Birçok yabancı film, ülkemizde muhteşem yaratıcılıkta isimlerle vizyona girdi. Hemen bu haftalardan örneklere bakalım: Rabbit Hole-Mutluluğun Peşinde, Source Code-Yaşam Şifresi...Tüketiciyi bilgilendirmek birinci görev. Daha isimden ne beklememiz gerektiğini  anlayalım istiyorlar heralde. Bu hafta vizyona giren Unknown da bu furyadan nasibini almış: Kimliksiz.


İyi oyunculardan kurulu olan kadrosuyla ( Liam Neeson, Diane Kruger, January Jones, Aidan Quinn, Frank Langella) ilgi çeken bir yapımdı Unknown. Genel beklenti şuydu: Jason Bourne ile Taken’ın buluşması. Liam Neeson Paris’i dövdükten sonra biraz da Berlin’i dövecek...

Sonuçsa hayal kırıklığının sadece biraz üzerinde ki onun da ana sebebi oyuncu kadrosunun hatırı.

Gerçekten elimizde “kimliksiz” bir film var. Yönünü kaybetmiş, genelde raslantılarla ilerleyip, çözülen bir hikaye. Yakalanmış çok iyi noktalar,etkili elemanlar olmasına rağmen kesinlikle onların üzerine gidilmemiş hatta aksine en olmamış, olmaması gereken noktalara yoğunlaşılmış.

Ağabeyimiz karısıyla Berlin’e gelir ve kaza geçirir. Dört gün süren komanın sonunda uyanır ama artık hem karısını hemde kimliğini kaybetmiştir. Buraya kadar her şey güzel fakat hikayenin çözümü sırasında bütün kritik hamleler Diane Kruger’ın karakterinden geliyor: Adam öldürüyor, arabayla takip yapıyor ve hep Liam Neeson’ın canlandırdığı Martin Harris’i  kurtarıyor.
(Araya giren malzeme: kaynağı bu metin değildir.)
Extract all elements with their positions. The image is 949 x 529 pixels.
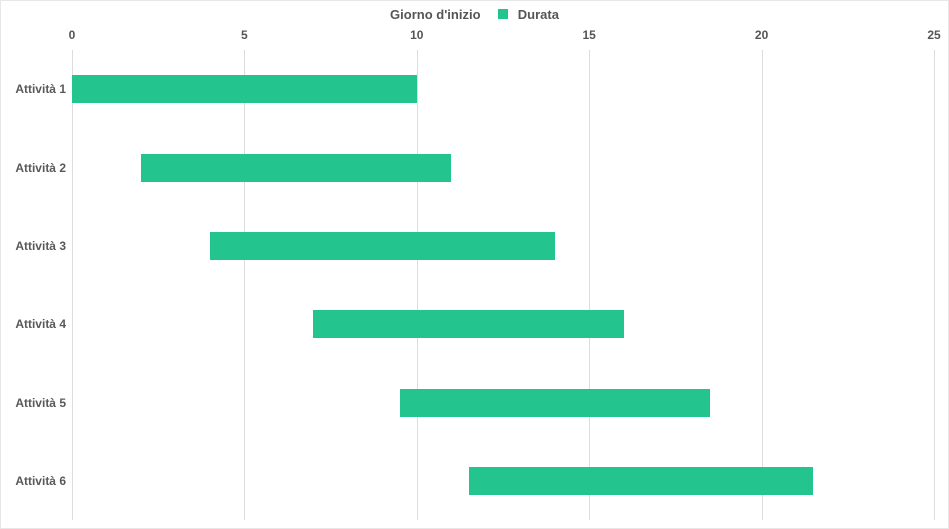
gantt-bar xyxy=(141,154,451,182)
y-category-label: Attività 4 xyxy=(6,317,66,331)
x-tick-label: 0 xyxy=(69,28,76,42)
x-tick-label: 10 xyxy=(410,28,423,42)
y-category-label: Attività 3 xyxy=(6,239,66,253)
legend-durata-label: Durata xyxy=(518,7,559,22)
x-tick-label: 5 xyxy=(241,28,248,42)
gantt-bar xyxy=(400,389,710,417)
legend-swatch-icon xyxy=(498,9,508,19)
gantt-bar xyxy=(72,75,417,103)
x-gridline xyxy=(244,50,245,520)
y-category-label: Attività 1 xyxy=(6,82,66,96)
gantt-bar xyxy=(469,467,814,495)
y-category-label: Attività 6 xyxy=(6,474,66,488)
legend-inizio-label: Giorno d'inizio xyxy=(390,7,480,22)
x-gridline xyxy=(589,50,590,520)
x-tick-label: 15 xyxy=(583,28,596,42)
y-category-label: Attività 5 xyxy=(6,396,66,410)
gantt-bar xyxy=(313,310,623,338)
x-gridline xyxy=(72,50,73,520)
gantt-chart: Giorno d'inizio Durata 0510152025Attivit… xyxy=(0,0,949,529)
x-tick-label: 20 xyxy=(755,28,768,42)
plot-area: 0510152025Attività 1Attività 2Attività 3… xyxy=(72,50,934,520)
x-gridline xyxy=(934,50,935,520)
x-tick-label: 25 xyxy=(927,28,940,42)
x-gridline xyxy=(762,50,763,520)
y-category-label: Attività 2 xyxy=(6,161,66,175)
gantt-bar xyxy=(210,232,555,260)
x-gridline xyxy=(417,50,418,520)
chart-legend: Giorno d'inizio Durata xyxy=(0,6,949,22)
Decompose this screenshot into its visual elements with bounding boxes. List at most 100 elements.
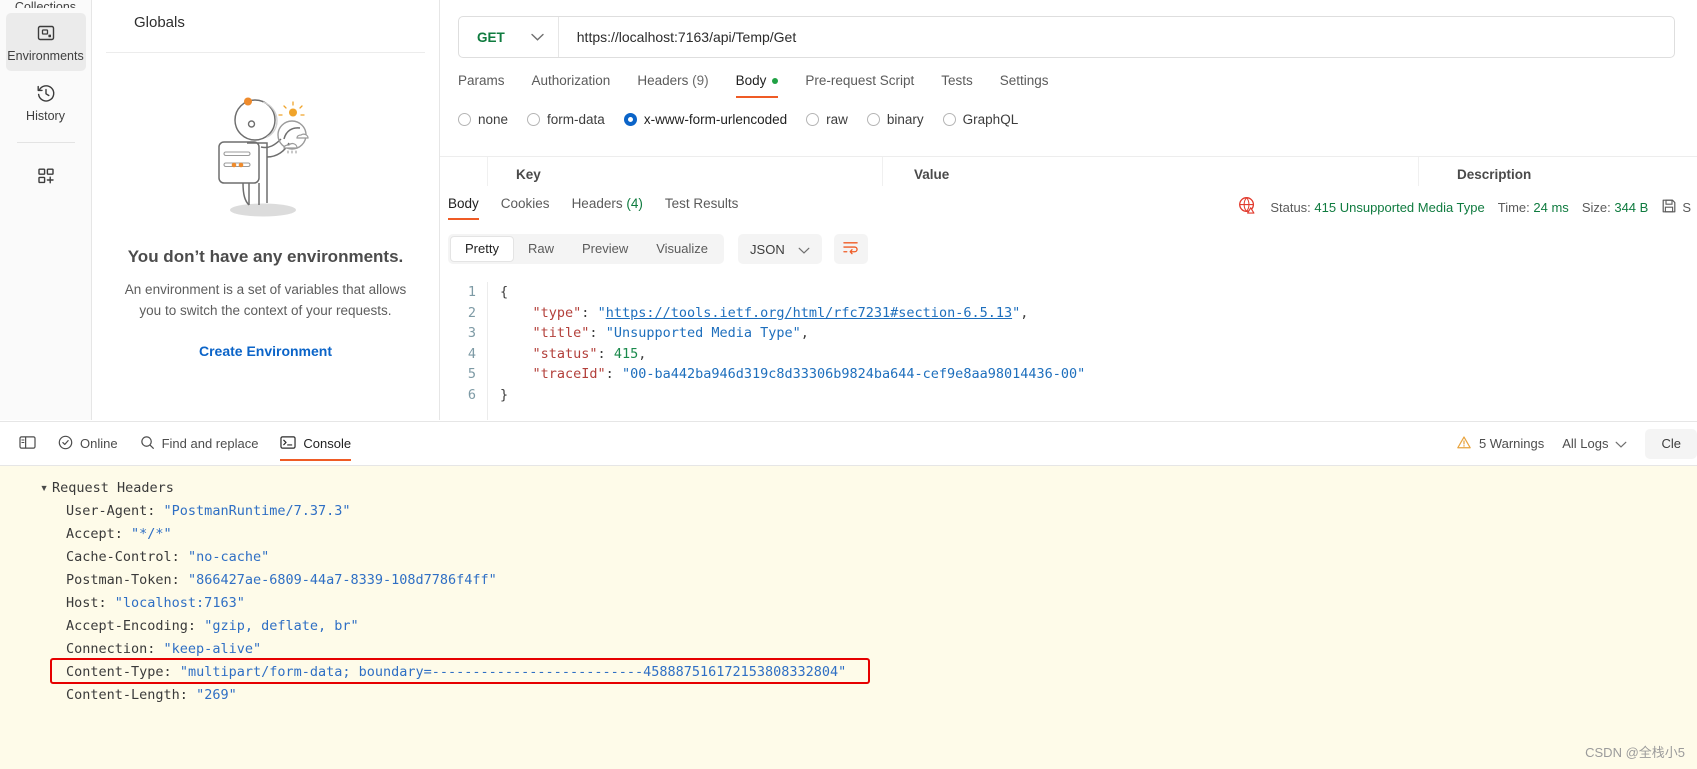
- json-close-brace: }: [500, 386, 509, 403]
- header-value: "multipart/form-data; boundary=---------…: [179, 664, 847, 680]
- search-icon: [140, 435, 155, 453]
- code-line: "traceId": "00-ba442ba946d319c8d33306b98…: [532, 366, 1086, 382]
- header-value: "no-cache": [187, 549, 270, 565]
- save-icon: [1661, 198, 1677, 217]
- response-tab-test-results[interactable]: Test Results: [665, 196, 739, 220]
- header-name: Content-Type:: [66, 664, 172, 680]
- tab-body-label: Body: [735, 73, 767, 88]
- time-label: Time:: [1497, 199, 1530, 215]
- json-value-status: 415: [613, 345, 639, 362]
- sidebar-item-collections[interactable]: Collections: [6, 0, 86, 8]
- check-circle-icon: [58, 435, 73, 453]
- format-selector[interactable]: JSON: [738, 234, 822, 264]
- header-value: "866427ae-6809-44a7-8339-108d7786f4ff": [187, 572, 497, 588]
- line-number: 3: [467, 325, 476, 341]
- wrap-text-icon: [842, 240, 859, 258]
- header-value: "localhost:7163": [114, 595, 245, 611]
- response-tab-body-label: Body: [448, 196, 479, 211]
- body-type-raw[interactable]: raw: [806, 112, 848, 127]
- astronaut-illustration-icon: [92, 87, 439, 225]
- url-input[interactable]: https://localhost:7163/api/Temp/Get: [559, 29, 796, 45]
- toggle-sidebar-button[interactable]: [8, 422, 47, 465]
- tab-headers-count: (9): [692, 73, 709, 88]
- globals-title: Globals: [134, 14, 185, 31]
- url-bar[interactable]: GET https://localhost:7163/api/Temp/Get: [458, 16, 1675, 58]
- tab-headers-label: Headers: [637, 73, 689, 88]
- log-filter-selector[interactable]: All Logs: [1562, 436, 1627, 451]
- header-name: Accept:: [66, 526, 123, 542]
- body-type-binary[interactable]: binary: [866, 112, 924, 127]
- json-value-type[interactable]: https://tools.ietf.org/html/rfc7231#sect…: [606, 305, 1012, 321]
- tab-settings-label: Settings: [999, 73, 1049, 88]
- rail-divider: [16, 142, 75, 143]
- radio-icon: [866, 113, 880, 126]
- console-section-request-headers[interactable]: ▾ Request Headers: [40, 477, 1697, 500]
- view-mode-preview[interactable]: Preview: [568, 236, 642, 262]
- sidebar-item-add-apps[interactable]: [6, 156, 86, 195]
- console-header-row: Cache-Control: "no-cache": [40, 546, 1697, 569]
- sidebar-item-environments[interactable]: Environments: [5, 13, 86, 71]
- response-tab-cookies-label: Cookies: [500, 196, 550, 211]
- header-name: Accept-Encoding:: [66, 618, 197, 634]
- left-icon-rail: Collections Environments History: [0, 0, 92, 420]
- response-pane: Body Cookies Headers (4) Test Results St…: [440, 186, 1697, 420]
- tab-tests-label: Tests: [941, 73, 973, 88]
- body-type-form-data[interactable]: form-data: [527, 112, 605, 127]
- view-mode-visualize[interactable]: Visualize: [642, 236, 722, 262]
- online-status[interactable]: Online: [47, 422, 129, 465]
- code-line: "status": 415,: [532, 345, 647, 362]
- body-type-x-www-form-urlencoded[interactable]: x-www-form-urlencoded: [623, 112, 787, 127]
- body-type-none[interactable]: none: [458, 112, 508, 127]
- sidebar-item-history[interactable]: History: [6, 73, 86, 131]
- wrap-lines-button[interactable]: [833, 234, 868, 264]
- find-and-replace-label: Find and replace: [161, 436, 259, 451]
- method-selector[interactable]: GET: [459, 17, 559, 57]
- view-mode-raw[interactable]: Raw: [514, 236, 568, 262]
- console-header-row: Accept: "*/*": [40, 523, 1697, 546]
- body-type-none-label: none: [478, 112, 509, 127]
- view-mode-pretty[interactable]: Pretty: [450, 236, 514, 262]
- header-name: Host:: [66, 595, 107, 611]
- response-meta: Status: 415 Unsupported Media Type Time:…: [1238, 186, 1697, 228]
- size-value: 344 B: [1614, 199, 1649, 215]
- tab-authorization[interactable]: Authorization: [532, 73, 611, 98]
- tab-pre-request-script[interactable]: Pre-request Script: [805, 73, 914, 98]
- tab-body[interactable]: Body: [735, 73, 779, 98]
- tab-tests[interactable]: Tests: [941, 73, 973, 98]
- response-tab-body[interactable]: Body: [448, 196, 479, 220]
- header-value: "269": [196, 687, 237, 703]
- response-tab-headers[interactable]: Headers (4): [572, 196, 643, 220]
- save-response-label: S: [1682, 199, 1691, 215]
- empty-state-description: An environment is a set of variables tha…: [124, 282, 407, 318]
- response-tab-headers-label: Headers: [571, 196, 623, 211]
- console-button[interactable]: Console: [269, 422, 362, 465]
- radio-selected-icon: [623, 113, 637, 126]
- response-tab-headers-count: (4): [626, 196, 643, 211]
- status-label: Status:: [1270, 199, 1311, 215]
- chevron-down-icon: [798, 242, 810, 257]
- sidebar-item-history-label: History: [26, 109, 65, 123]
- tab-headers[interactable]: Headers (9): [637, 73, 708, 98]
- save-response-button[interactable]: S: [1661, 198, 1691, 217]
- tab-params[interactable]: Params: [458, 73, 505, 98]
- console-header-row: Connection: "keep-alive": [40, 638, 1697, 661]
- json-value-traceid: 00-ba442ba946d319c8d33306b9824ba644-cef9…: [630, 366, 1078, 382]
- response-body-code[interactable]: 1 2 3 4 5 6 { "type": "https://tools.ietf.org…: [448, 282, 1697, 420]
- header-name: User-Agent:: [66, 503, 156, 519]
- warnings-indicator[interactable]: 5 Warnings: [1456, 435, 1544, 453]
- size-label: Size:: [1581, 199, 1611, 215]
- json-key-traceid: "traceId": [532, 366, 606, 382]
- body-type-graphql[interactable]: GraphQL: [942, 112, 1018, 127]
- header-name: Postman-Token:: [66, 572, 180, 588]
- warnings-label: 5 Warnings: [1478, 436, 1545, 451]
- find-and-replace-button[interactable]: Find and replace: [129, 422, 270, 465]
- line-number: 5: [467, 366, 476, 382]
- console-label: Console: [303, 436, 352, 451]
- create-environment-link[interactable]: Create Environment: [199, 343, 332, 359]
- clear-console-button[interactable]: Cle: [1645, 428, 1697, 459]
- response-status: Status: 415 Unsupported Media Type: [1270, 200, 1484, 215]
- tab-params-label: Params: [458, 73, 505, 88]
- tab-settings[interactable]: Settings: [1000, 73, 1049, 98]
- response-tab-cookies[interactable]: Cookies: [501, 196, 550, 220]
- body-modified-dot-icon: [772, 78, 779, 84]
Çok yersiz, anlamsız ve inandırıcılıktan tamamen uzak.


İşin enteresan tarafı filmi çok daha iyi noktalara getirecek, hikayeyi bütünleyecek ve inandırıcılığı arttıracak karakterler de hikayede mevcut. Eski Stasi ajanı ve Frank Langella’nın karakteri hangi akla, mantığa dayanarak bilinmez ama çok silik kalmış. Bütün filmi bambaşka boyuta taşıma kapasitesi olan bu iki karakterin üzerinde durulmaması gerçekten çok yazık.


Kısaca olmamış bir film diyebiliriz Unknown için. Her ne kadar gişede fena olmayan bir hasılat yapsa da, benim gibi Liam Neeson fanatiği değilseniz gitmeniz için hiçbir neden yok çünkü daha iyileri var: İzlemediyseniz Jason Bourne serisini veya Taken’ı izleyin.